While the arrest and imprisonment of former president Jacob Zuma and the “already fertile” conditions of poverty and anger played a role, the unrest was also related to factions within the ANC.
“We were aware that, of course, many South Africans concur that there were threats already there should the former president be arrested. But [it] also made us really think that this was planned at a high political level and didn’t take us by surprise.
“It took place step by step, from the expulsion of the mayor of eThekwini. It is our understanding she had very close ties to [Zuma]. That’s when things began to go wrong with the forces of one faction. Those aligned to [Zuma], one way or the other, had to stand in solidarity with the former president.
“If they were successful in defending the former president and [keeping him out of jail], the first thing they should do is to make sure his key people, like the former mayor, does not lose power within the ruling power and the city.
“That that faction failed and the mayor found herself expelled from the position meant [Zuma] would be vulnerable. It means his allies are no longer strong.
“So we have been reading things through that political perspective of what is happening within the ruling party. We could also read from the text messages that we had. People were saying, 'Comrade, let us not use the regalia of the ANC because we will be easily identified.'”
There was a leadership vacuum. No-one wanted to take responsibly.S’bu Zikode, Abahlali baseMjondolo
Zikode said he would provide WhatsApp messages showing a group of people co-ordinating the unrest.

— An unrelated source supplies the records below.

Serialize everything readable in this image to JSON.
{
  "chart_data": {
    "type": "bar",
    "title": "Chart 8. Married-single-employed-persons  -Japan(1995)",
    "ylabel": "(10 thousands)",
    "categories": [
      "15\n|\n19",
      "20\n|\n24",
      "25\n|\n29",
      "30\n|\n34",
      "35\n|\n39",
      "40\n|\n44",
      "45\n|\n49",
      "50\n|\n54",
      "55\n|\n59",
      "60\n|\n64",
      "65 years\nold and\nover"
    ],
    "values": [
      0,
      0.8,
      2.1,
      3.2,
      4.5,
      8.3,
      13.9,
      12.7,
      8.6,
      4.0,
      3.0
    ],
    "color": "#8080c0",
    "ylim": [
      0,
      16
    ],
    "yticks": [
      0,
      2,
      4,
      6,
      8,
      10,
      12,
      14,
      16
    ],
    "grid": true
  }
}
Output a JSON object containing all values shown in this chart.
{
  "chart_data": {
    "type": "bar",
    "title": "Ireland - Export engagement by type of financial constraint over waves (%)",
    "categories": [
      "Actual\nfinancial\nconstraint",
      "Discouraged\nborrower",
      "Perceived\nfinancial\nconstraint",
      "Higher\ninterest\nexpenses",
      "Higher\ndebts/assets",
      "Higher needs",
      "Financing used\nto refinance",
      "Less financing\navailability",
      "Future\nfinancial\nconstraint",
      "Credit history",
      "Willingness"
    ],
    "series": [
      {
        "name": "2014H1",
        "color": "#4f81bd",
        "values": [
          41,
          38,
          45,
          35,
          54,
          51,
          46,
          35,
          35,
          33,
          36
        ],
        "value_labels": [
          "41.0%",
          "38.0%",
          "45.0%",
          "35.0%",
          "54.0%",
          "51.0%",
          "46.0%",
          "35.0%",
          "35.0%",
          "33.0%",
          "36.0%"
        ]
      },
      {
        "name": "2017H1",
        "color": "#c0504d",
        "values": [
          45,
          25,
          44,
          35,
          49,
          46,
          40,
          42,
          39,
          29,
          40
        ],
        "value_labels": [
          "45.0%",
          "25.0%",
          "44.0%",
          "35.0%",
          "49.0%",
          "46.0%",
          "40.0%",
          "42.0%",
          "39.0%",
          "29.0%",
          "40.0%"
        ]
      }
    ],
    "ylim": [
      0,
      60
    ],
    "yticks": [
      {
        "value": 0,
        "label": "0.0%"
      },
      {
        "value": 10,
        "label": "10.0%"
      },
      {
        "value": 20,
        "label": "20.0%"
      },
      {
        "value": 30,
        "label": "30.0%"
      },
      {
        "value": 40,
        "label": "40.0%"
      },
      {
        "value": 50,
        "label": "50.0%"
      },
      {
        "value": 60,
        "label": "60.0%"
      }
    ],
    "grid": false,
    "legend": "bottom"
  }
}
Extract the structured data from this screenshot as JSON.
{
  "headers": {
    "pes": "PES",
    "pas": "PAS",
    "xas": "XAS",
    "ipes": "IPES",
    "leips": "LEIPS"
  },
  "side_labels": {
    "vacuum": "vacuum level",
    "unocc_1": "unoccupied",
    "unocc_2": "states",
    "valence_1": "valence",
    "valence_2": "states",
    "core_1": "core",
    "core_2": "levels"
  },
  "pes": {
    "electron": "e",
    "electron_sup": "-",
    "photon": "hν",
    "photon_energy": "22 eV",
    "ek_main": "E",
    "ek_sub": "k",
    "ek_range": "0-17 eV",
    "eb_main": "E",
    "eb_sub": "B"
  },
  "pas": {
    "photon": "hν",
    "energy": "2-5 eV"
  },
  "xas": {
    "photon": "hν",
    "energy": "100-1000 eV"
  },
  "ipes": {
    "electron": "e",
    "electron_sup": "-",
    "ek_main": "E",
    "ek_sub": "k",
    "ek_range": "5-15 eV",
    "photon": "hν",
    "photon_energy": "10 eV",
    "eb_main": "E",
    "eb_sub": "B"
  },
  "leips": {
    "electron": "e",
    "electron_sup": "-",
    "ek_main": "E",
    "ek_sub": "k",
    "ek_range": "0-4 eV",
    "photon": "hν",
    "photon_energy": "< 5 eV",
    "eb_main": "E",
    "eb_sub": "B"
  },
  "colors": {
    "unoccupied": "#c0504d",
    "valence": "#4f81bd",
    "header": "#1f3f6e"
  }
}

“It is very clear on these messages what the issues are and what the aim is. It's clear that the target is active key economic areas.”
The messages stated that sabotaging the economy would force “this man” to rethink Zuma's arrest.
Zikode said he had tried to call premier Sihle Zikalala to inform him that he was aware of serious threats against deputy chief justice Raymond Zondo. However, according to Zikode, the premier did not respond.
“The premier would not answer my call or my WhatsApp message. The threat against the deputy chief justice was serious. His address was being circulated. I felt that my conscience would not be clean to keep quiet, knowing so much damage had been done, and now there was a specific target in the home of the deputy chief justice. I took privilege to call the premier. To my surprise, the premier wouldn’t answer.”
Zikode said he would not go to the police as “they had taken a clear stance that they were colluding with what was happening.
“There was a leadership vacuum. No-one wanted to take responsibly.”